This is quite a broad subject and a subject that depends a lot on personal preference, but what I hope to get out of this article is an idea of what I go for in a shoe that I’ll use for stalking. I’m quite picky with what I use for hunting. It’s interesting that shoes are often something that bowhunters overlook and yet it is something that’s so important. This article does not cover specialist shoes or boots for a specific bowhunting purpose (e.g. what shoes you should wear for a backpacking hunt in the Mackenzie Mountains), it’s more around what I’ve found to be silent and what I look for in a shoe that I’ll use for stalking.
Whether a shoe is a good stalking shoe or not is largely dependent on whether you can walk quietly in them or not. With a degree of concentration, you can walk quietly with MOST shoes, however it might pull your concentration off focusing on the animal that you’re stalking. I choose my bowhunting shoes very carefully and try to find the most quiet shoe that’s durable so that I don’t have to concentrate as much on keeping my steps quiet when I stalk.
To a certain extent, what the top of the shoe is made out of doesn’t make a big difference as long as it’s comfortable and durable. Here are two of the main things that I look for in stalking shoes that I use for bowhunting:
- Flat sole with as little grip as possible
- Soft sole (Not too thick and not too rigid/stiff. This is dependent on what/where you’re hunting.)
The best stalking shoes that I own are this pair of Buckskin boots, which are based on an African shoe called a Veldskoen. They’re excellent for arid climates that have a lot of thorns. Because of the thick leather, thorns don’t penetrate like they would a lot of artificial materials. Their biggest downfall is that the leather perished very quickly when they’re wet and therefore I don’t use them for hunting anywhere that there is a lot of water on the ground or where there are many rivers that you need to cross.
As you can see, the sole is almost totally flat, apart from some ridges for grip. There aren’t big griping points on the bottom of these shoes that displaces soil as you take a step. There is something about the design and the shape of these soles that causes them to be very quiet. From my observations, when I’ve worn shoes that have a lot of grip on the bottom it seems to displace soil, stones and sticks more than when there is a flat sole. Also, I’ve found that a flat sole doesn’t break sticks as quickly as a non-flat sole – it pushes them against the ground and because there are no high points on the sole that put pressure onto one part of the stick, it seems to not break them as often.
As I mentioned above, this is largely dependent on what/where you’re hunting.

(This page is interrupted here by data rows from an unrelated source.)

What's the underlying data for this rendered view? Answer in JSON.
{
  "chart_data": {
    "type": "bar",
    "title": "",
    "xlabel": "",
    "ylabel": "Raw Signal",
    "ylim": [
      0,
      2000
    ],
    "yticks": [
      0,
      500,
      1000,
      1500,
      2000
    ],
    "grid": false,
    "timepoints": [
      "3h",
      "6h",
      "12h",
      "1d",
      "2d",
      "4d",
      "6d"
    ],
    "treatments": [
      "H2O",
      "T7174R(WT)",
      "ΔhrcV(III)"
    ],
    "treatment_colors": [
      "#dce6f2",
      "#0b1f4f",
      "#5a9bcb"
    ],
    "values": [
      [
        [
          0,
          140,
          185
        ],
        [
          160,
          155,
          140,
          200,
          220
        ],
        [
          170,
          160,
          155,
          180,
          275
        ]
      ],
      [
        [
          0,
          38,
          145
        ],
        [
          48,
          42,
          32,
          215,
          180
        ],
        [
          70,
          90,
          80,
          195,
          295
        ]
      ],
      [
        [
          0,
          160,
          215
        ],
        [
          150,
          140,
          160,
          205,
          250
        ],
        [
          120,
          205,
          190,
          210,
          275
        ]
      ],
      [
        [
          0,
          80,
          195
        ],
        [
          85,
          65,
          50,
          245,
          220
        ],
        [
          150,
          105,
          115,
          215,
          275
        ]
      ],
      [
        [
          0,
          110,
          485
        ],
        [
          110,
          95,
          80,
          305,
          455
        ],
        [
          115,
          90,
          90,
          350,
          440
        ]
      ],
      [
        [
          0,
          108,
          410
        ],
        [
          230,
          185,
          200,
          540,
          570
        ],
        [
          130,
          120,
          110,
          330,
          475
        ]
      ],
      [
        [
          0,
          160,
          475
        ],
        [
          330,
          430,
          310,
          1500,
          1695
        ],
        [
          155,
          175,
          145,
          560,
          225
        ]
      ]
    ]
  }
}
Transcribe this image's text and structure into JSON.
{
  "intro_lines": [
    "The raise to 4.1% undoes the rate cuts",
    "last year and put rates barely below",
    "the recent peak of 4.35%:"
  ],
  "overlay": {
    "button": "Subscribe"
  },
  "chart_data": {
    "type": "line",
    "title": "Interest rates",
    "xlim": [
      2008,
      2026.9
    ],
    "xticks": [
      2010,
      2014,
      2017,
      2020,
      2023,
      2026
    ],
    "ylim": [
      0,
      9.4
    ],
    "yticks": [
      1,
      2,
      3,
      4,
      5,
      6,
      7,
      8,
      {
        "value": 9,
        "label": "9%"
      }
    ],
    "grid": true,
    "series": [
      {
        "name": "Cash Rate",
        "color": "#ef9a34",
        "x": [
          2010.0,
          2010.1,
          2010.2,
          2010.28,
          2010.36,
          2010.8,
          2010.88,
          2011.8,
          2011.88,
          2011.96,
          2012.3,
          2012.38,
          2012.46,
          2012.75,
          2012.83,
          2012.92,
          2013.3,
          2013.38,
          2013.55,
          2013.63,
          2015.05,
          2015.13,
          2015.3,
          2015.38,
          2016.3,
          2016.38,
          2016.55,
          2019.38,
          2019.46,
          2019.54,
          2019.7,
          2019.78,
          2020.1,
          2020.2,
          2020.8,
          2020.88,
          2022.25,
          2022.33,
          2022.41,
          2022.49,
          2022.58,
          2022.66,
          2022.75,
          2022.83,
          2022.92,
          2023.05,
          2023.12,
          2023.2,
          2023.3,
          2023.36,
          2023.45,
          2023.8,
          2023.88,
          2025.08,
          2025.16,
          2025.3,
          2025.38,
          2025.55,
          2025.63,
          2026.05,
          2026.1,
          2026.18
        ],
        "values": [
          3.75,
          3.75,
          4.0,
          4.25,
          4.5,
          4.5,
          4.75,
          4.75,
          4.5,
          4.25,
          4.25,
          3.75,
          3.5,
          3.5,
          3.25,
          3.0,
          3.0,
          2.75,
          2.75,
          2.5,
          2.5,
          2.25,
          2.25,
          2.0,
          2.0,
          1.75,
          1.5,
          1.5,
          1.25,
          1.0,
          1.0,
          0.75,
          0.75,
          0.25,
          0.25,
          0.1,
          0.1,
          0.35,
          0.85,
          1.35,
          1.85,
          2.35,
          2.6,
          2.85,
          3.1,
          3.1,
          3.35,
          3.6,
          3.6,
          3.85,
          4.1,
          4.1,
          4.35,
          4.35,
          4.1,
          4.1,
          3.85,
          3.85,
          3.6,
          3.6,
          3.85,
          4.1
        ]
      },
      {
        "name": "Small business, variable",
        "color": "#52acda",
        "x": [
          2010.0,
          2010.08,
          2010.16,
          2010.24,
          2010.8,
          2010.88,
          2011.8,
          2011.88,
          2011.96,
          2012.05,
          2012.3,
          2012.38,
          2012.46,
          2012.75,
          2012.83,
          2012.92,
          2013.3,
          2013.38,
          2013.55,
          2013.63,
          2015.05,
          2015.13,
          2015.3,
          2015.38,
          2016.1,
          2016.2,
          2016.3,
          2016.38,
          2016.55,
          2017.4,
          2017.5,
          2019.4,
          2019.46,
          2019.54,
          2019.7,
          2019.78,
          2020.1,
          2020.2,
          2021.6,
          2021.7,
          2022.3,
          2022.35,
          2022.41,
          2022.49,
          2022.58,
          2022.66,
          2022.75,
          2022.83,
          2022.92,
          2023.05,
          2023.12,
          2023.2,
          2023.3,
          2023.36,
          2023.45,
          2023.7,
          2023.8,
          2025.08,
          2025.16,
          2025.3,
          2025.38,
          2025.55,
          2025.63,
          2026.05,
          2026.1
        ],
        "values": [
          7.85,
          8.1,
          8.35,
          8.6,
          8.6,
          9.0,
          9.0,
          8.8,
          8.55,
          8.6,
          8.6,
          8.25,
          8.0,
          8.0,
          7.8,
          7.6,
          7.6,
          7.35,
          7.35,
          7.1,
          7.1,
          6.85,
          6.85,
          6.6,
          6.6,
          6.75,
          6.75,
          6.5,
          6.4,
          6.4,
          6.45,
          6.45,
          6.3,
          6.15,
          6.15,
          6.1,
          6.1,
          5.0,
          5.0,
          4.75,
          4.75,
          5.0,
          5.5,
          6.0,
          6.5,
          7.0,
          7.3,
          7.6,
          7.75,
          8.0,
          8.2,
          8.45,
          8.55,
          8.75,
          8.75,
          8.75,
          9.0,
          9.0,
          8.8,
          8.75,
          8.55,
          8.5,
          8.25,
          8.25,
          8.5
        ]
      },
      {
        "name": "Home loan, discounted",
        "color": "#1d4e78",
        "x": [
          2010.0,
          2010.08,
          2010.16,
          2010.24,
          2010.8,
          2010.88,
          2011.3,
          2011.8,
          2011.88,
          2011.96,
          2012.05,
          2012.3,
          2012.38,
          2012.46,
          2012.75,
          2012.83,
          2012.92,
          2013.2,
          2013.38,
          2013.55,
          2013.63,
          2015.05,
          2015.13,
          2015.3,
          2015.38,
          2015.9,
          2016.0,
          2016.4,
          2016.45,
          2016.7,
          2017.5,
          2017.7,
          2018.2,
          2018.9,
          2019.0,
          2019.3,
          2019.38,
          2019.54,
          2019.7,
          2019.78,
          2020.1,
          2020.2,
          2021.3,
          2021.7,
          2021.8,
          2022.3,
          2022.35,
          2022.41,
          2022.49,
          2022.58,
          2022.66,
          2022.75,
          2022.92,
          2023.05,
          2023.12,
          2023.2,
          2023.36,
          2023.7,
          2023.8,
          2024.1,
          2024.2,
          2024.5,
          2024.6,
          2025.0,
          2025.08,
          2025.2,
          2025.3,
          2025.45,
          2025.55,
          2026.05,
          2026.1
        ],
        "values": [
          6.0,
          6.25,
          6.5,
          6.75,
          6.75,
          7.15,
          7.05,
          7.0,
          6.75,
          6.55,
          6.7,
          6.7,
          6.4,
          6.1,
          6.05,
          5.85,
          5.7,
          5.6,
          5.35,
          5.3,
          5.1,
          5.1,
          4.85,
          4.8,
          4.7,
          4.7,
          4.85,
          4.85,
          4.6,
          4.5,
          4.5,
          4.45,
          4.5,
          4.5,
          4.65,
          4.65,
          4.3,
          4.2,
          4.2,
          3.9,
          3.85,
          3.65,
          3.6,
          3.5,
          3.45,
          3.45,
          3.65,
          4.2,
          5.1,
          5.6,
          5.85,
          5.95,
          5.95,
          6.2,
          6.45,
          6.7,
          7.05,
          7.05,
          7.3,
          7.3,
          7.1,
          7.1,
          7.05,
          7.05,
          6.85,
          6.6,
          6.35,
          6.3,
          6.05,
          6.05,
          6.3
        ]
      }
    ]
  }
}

Obviously, if you’re hunting very mountainous conditions and stepping on sharp rocks, you may need a rigid sole to protect your feet. I look for the sole to have some give. This is important so that you can roll your feet and put them down carefully. When I’ve hunted where there is a lot of dead leaves on the ground that cover fallen branches/sticks I find a soft sole useful as you can displace your weight, when you can feel a stick under your foot, to avoid breaking the stick as you stalk. Whereas with a rigid sole you may not know you’re standing on a stick until it breaks.
Some of the types of shoes I use
Here’s a pair of Converse boots that I’ve used a lot for colder climates and where I’ve wanted a bit more of a rigid shoe. By “mountaineering” standards, these are still a very soft soled shoe that doesn’t offer much ankle support, but I’ve used them for cold weather and mountain hunting (e.g. Elk) with pretty good success. They’re reasonably flat on the bottom to still be quiet when you stalk, but not totally flat so that you slide around all over the place. The sole is reasonably soft as well. They’re insulated and the tongue is connected to the rest of the shoe past your ankle, meaning that they’re waterproof for creek crossings, etc.. which is important in colder climates.
Hunting Elk in Colorado.
This is a pair of Keen Coranados and is the type/design of shoes that I do most of my hunting in. They’re very flat and soft soled and I find them extremely quiet. Because there’s no leather, there’s no concern with getting them wet and they’re very light. I’ve tried a few of the “volley” type shoes including Converse and Dunlops, but found these to be the most comfortable for my feet as they’re a bit wider. They’re the closest shoe that I’ve found to my Buckskins, that can get wet and be worn wet. I’ve used this type of shoe for hunting in spring, summer and autumn time in Europe and also in Australia where I needed to be able to get my feet wet.
This is another shoe I’ve started using recently – the Merrell Barefoot Run Trail Glove. They very comfortable to wear wet and because they’re so snug fitting, they’re very quiet. Their sole is very soft and has minimal grip on it, I’ve found this makes them very quiet. I would wear these shoes on a hunt where the temperature is not too low and where you have potential of getting feet wet often (e.g. swamps, river crossings), but where there is no thorns. These are the type of shoe that would be great for hunting in Cape York, Australia. In my opinion, they would not work for Africa due to the thorns penetrating the sides of your feet.